Let me say that The Power of One is not for the faint hearted. There are various scenes early on that are very disturbing but necessary and character driven. We see South Africa through the eyes of P.K., a young fatherless English South African (as opposed to Afrikaans) from his troubled beginnings at school, through his teens and then to young adulthood (all the while watching him realise his passions of education and boxing).
Characters in the book are well written and memorable, the surrogate father figure of Doc, the dignified Geel Piet and the odious Botha. As beautiful and at times as terrifying as the history of South Africa itself, The Power of One is essential reading. You wont forget it.
The story continues in the novel Tandia.
We meet Peekay at the age of 5 when his mother is admitted to hospital after a breakdown and he is sent to boarding school. As the youngest by 2 years and the only Rooineck (British South African), he gets a really rough time, but it paves the way for the person he is to become. He becomes adept at blending into the background and begins his life search for 'the power of one' - the strength that keeps him one step ahead of his tormentors and results in a fierce determination to learn to box.
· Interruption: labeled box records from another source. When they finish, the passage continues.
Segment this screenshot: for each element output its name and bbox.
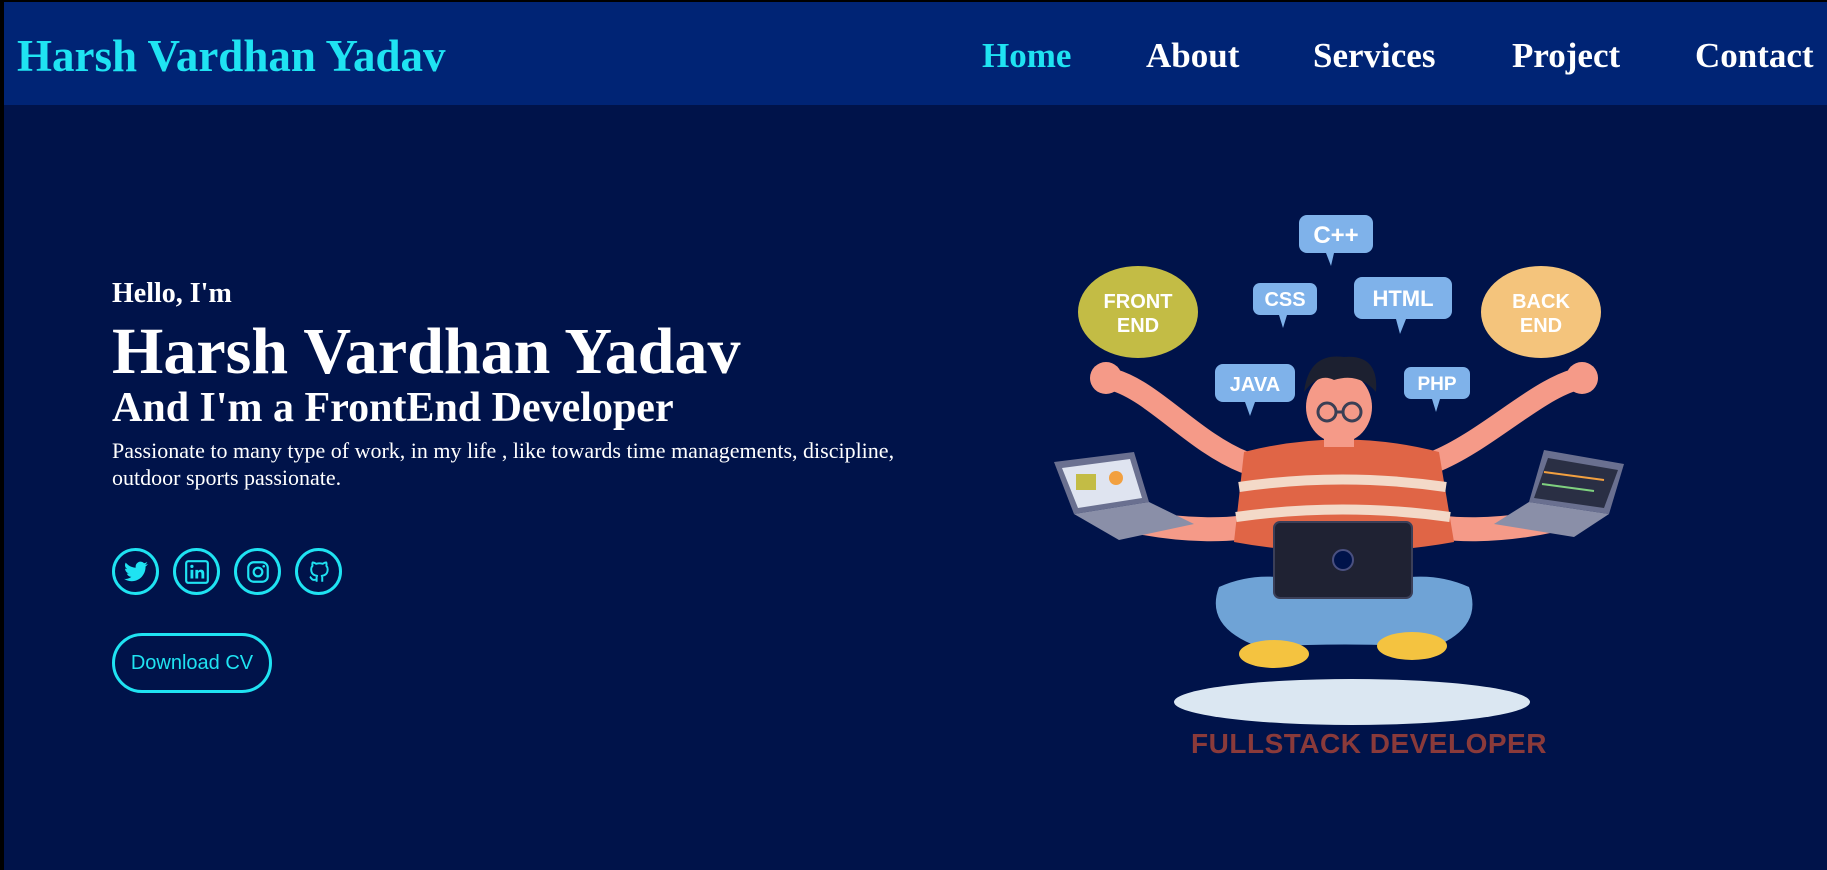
github-link[interactable] [295,548,342,595]
twitter-link[interactable] [112,548,159,595]
developer-illustration-graphic: C++ CSS HTML JAVA PHP FRONT END BACK END [1054,215,1624,725]
linkedin-link[interactable] [173,548,220,595]
bubble-front-line1: FRONT [1104,291,1173,313]
bubble-front-line2: END [1117,315,1159,337]
bubble-html: HTML [1372,286,1433,311]
linkedin-icon [184,559,209,584]
instagram-icon [246,560,269,583]
illustration-caption: FULLSTACK DEVELOPER [1191,728,1547,759]
nav-about[interactable]: About [1146,36,1239,76]
twitter-icon [123,561,148,581]
main-nav: Home About Services Project Contact [4,36,1827,80]
hero-name: Harsh Vardhan Yadav [112,315,741,388]
hero-role: And I'm a FrontEnd Developer [112,385,674,431]
social-links [112,548,342,595]
hero-text: Hello, I'm Harsh Vardhan Yadav And I'm a… [112,278,932,491]
navbar: Harsh Vardhan Yadav Home About Services … [4,2,1827,105]
hero-greeting: Hello, I'm [112,278,232,309]
instagram-link[interactable] [234,548,281,595]
bubble-back-line2: END [1520,315,1562,337]
nav-services[interactable]: Services [1313,36,1435,76]
bubble-back-line1: BACK [1512,291,1570,313]
bubble-php: PHP [1417,374,1456,395]
hero-description: Passionate to many type of work, in my l… [112,438,895,490]
bubble-java: JAVA [1230,374,1280,396]
download-cv-button[interactable]: Download CV [112,633,272,693]
nav-home[interactable]: Home [982,36,1071,76]
bubble-cpp: C++ [1313,222,1358,249]
bubble-css: CSS [1264,289,1305,311]
page: Harsh Vardhan Yadav Home About Services … [4,2,1827,870]
github-icon [308,560,329,582]
fullstack-developer-illustration: C++ CSS HTML JAVA PHP FRONT END BACK END… [1034,202,1634,782]
nav-project[interactable]: Project [1512,36,1620,76]
nav-contact[interactable]: Contact [1695,36,1814,76]
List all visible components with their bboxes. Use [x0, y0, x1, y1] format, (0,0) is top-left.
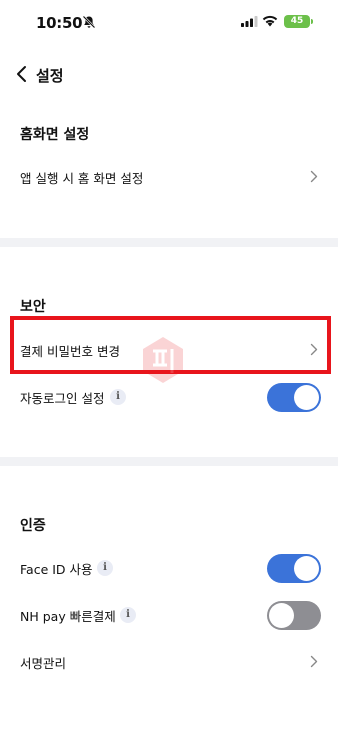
info-icon[interactable]: i [120, 607, 136, 623]
section-title-auth: 인증 [20, 518, 46, 534]
info-icon[interactable]: i [97, 560, 113, 576]
section-title-home: 홈화면 설정 [20, 127, 90, 143]
row-label: 서명관리 [20, 656, 67, 671]
row-label: Face ID 사용 [20, 562, 93, 577]
section-divider [0, 457, 338, 466]
section-title-security: 보안 [20, 299, 46, 315]
toggle-knob [294, 556, 319, 581]
wifi-icon [262, 15, 278, 27]
chevron-left-icon[interactable] [15, 65, 29, 83]
toggle-knob [269, 603, 294, 628]
auto-login-toggle[interactable] [267, 383, 321, 412]
row-label: NH pay 빠른결제 [20, 609, 116, 624]
row-nh-pay-quick-payment: NH pay 빠른결제 i [0, 595, 338, 635]
row-label: 앱 실행 시 홈 화면 설정 [20, 171, 144, 186]
row-home-screen-setting[interactable]: 앱 실행 시 홈 화면 설정 [0, 157, 338, 197]
section-divider [0, 238, 338, 247]
row-label: 자동로그인 설정 [20, 391, 105, 406]
battery-indicator: 45 [284, 15, 310, 28]
nav-header: 설정 [0, 56, 338, 92]
chevron-right-icon [310, 655, 318, 668]
battery-tip [311, 19, 313, 24]
row-face-id: Face ID 사용 i [0, 548, 338, 588]
chevron-right-icon [310, 170, 318, 183]
row-auto-login: 자동로그인 설정 i [0, 377, 338, 417]
row-signature-management[interactable]: 서명관리 [0, 642, 338, 682]
status-bar: 10:50 45 [0, 0, 338, 44]
info-icon[interactable]: i [110, 389, 126, 405]
toggle-knob [294, 385, 319, 410]
nh-pay-toggle[interactable] [267, 601, 321, 630]
page-title: 설정 [36, 67, 64, 85]
status-time: 10:50 [36, 14, 83, 32]
signal-icon [241, 16, 258, 27]
face-id-toggle[interactable] [267, 554, 321, 583]
bell-slash-icon [82, 15, 96, 29]
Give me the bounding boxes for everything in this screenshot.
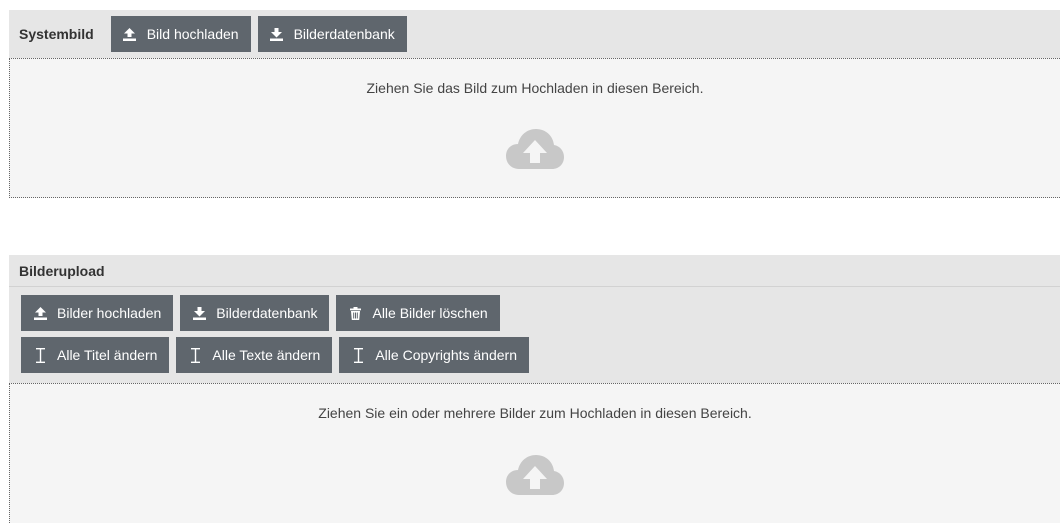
- alle-copyrights-aendern-button[interactable]: Alle Copyrights ändern: [339, 337, 529, 373]
- bilderupload-section: Bilderupload Bilder hochladen Bilderdate…: [9, 255, 1060, 523]
- text-cursor-icon: [33, 347, 47, 363]
- cloud-upload-icon: [505, 127, 565, 176]
- systembild-dropzone[interactable]: Ziehen Sie das Bild zum Hochladen in die…: [9, 58, 1060, 198]
- bilderdatenbank-button[interactable]: Bilderdatenbank: [257, 16, 407, 52]
- upload-icon: [123, 26, 137, 42]
- alle-texte-aendern-button[interactable]: Alle Texte ändern: [176, 337, 333, 373]
- bilderdatenbank-button[interactable]: Bilderdatenbank: [180, 295, 330, 331]
- systembild-header: Systembild Bild hochladen Bilderdatenban…: [9, 10, 1060, 58]
- download-icon: [192, 305, 206, 321]
- trash-icon: [348, 305, 362, 321]
- bilderupload-dropzone[interactable]: Ziehen Sie ein oder mehrere Bilder zum H…: [9, 383, 1060, 523]
- bilder-hochladen-button[interactable]: Bilder hochladen: [21, 295, 174, 331]
- bilderdatenbank-label: Bilderdatenbank: [216, 305, 318, 321]
- systembild-section: Systembild Bild hochladen Bilderdatenban…: [9, 10, 1060, 198]
- bilderupload-header: Bilderupload: [9, 255, 1060, 287]
- bilderdatenbank-label: Bilderdatenbank: [293, 26, 395, 42]
- systembild-title: Systembild: [19, 26, 94, 42]
- text-cursor-icon: [188, 347, 202, 363]
- alle-titel-aendern-label: Alle Titel ändern: [57, 347, 158, 363]
- alle-titel-aendern-button[interactable]: Alle Titel ändern: [21, 337, 170, 373]
- alle-bilder-loeschen-label: Alle Bilder löschen: [372, 305, 488, 321]
- alle-texte-aendern-label: Alle Texte ändern: [212, 347, 321, 363]
- systembild-drop-text: Ziehen Sie das Bild zum Hochladen in die…: [366, 80, 704, 96]
- text-cursor-icon: [351, 347, 365, 363]
- toolbar-row-1: Bilder hochladen Bilderdatenbank Alle Bi…: [21, 295, 1060, 331]
- alle-copyrights-aendern-label: Alle Copyrights ändern: [375, 347, 517, 363]
- bilderupload-toolbar: Bilder hochladen Bilderdatenbank Alle Bi…: [9, 287, 1060, 383]
- bilder-hochladen-label: Bilder hochladen: [57, 305, 162, 321]
- download-icon: [270, 26, 284, 42]
- bilderupload-drop-text: Ziehen Sie ein oder mehrere Bilder zum H…: [318, 405, 752, 421]
- alle-bilder-loeschen-button[interactable]: Alle Bilder löschen: [336, 295, 500, 331]
- bild-hochladen-label: Bild hochladen: [146, 26, 239, 42]
- cloud-upload-icon: [505, 453, 565, 502]
- upload-icon: [33, 305, 47, 321]
- bild-hochladen-button[interactable]: Bild hochladen: [110, 16, 251, 52]
- toolbar-row-2: Alle Titel ändern Alle Texte ändern Alle…: [21, 337, 1060, 373]
- bilderupload-title: Bilderupload: [19, 262, 105, 279]
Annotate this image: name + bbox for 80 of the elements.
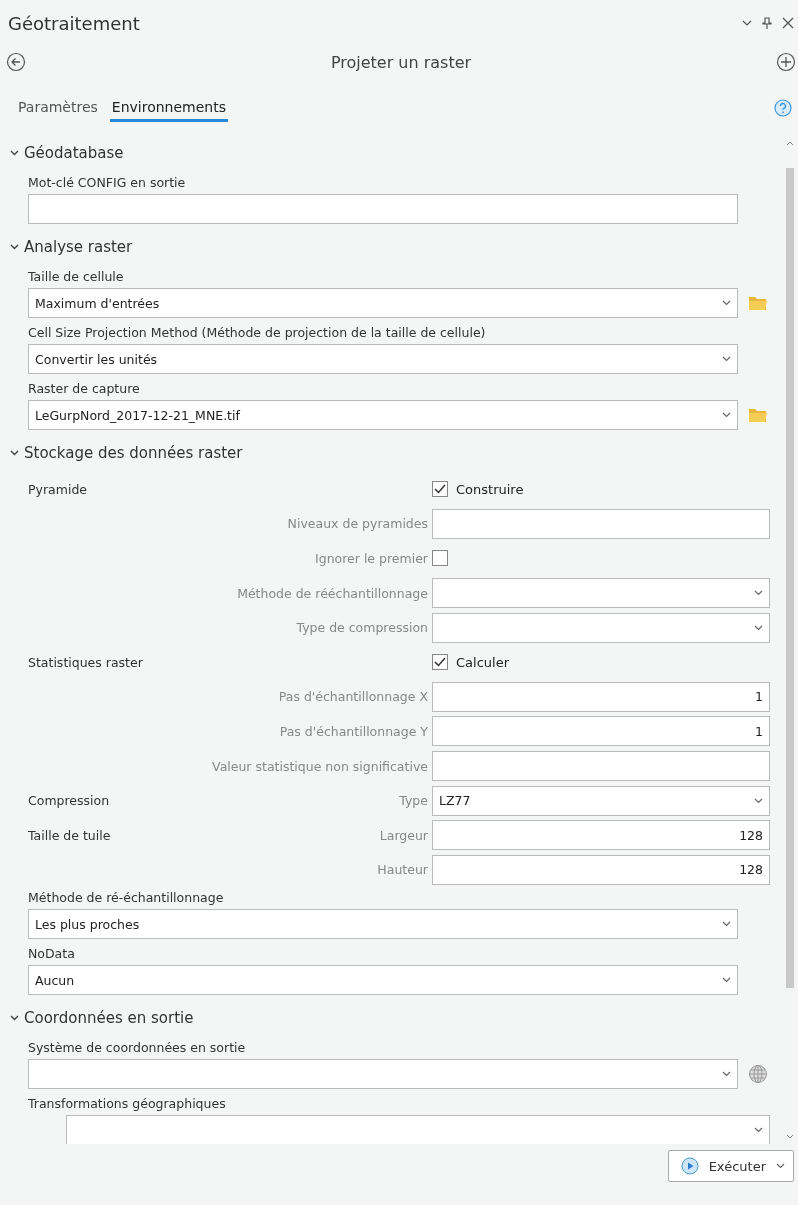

As we follow him through his school years he meets some very unusual and influential people, all of whom help to map his character and develop him into a rather unbelievable yet charismatic all-rounder.
I would have dropped a point for these super-man qualities, but the book was a gem in spite of this.
I would never have read this if it hadn't been chosen as a (rather long!) book group read and I am so pleased I did. At the end I felt there was need for a sequel and it seems that one was written. Tandia is the story of an African woman who meets Peekay after he leaves us in the copper mines. At 920 pages it's a huge tome, but I'll certainly keep my eyes open for it.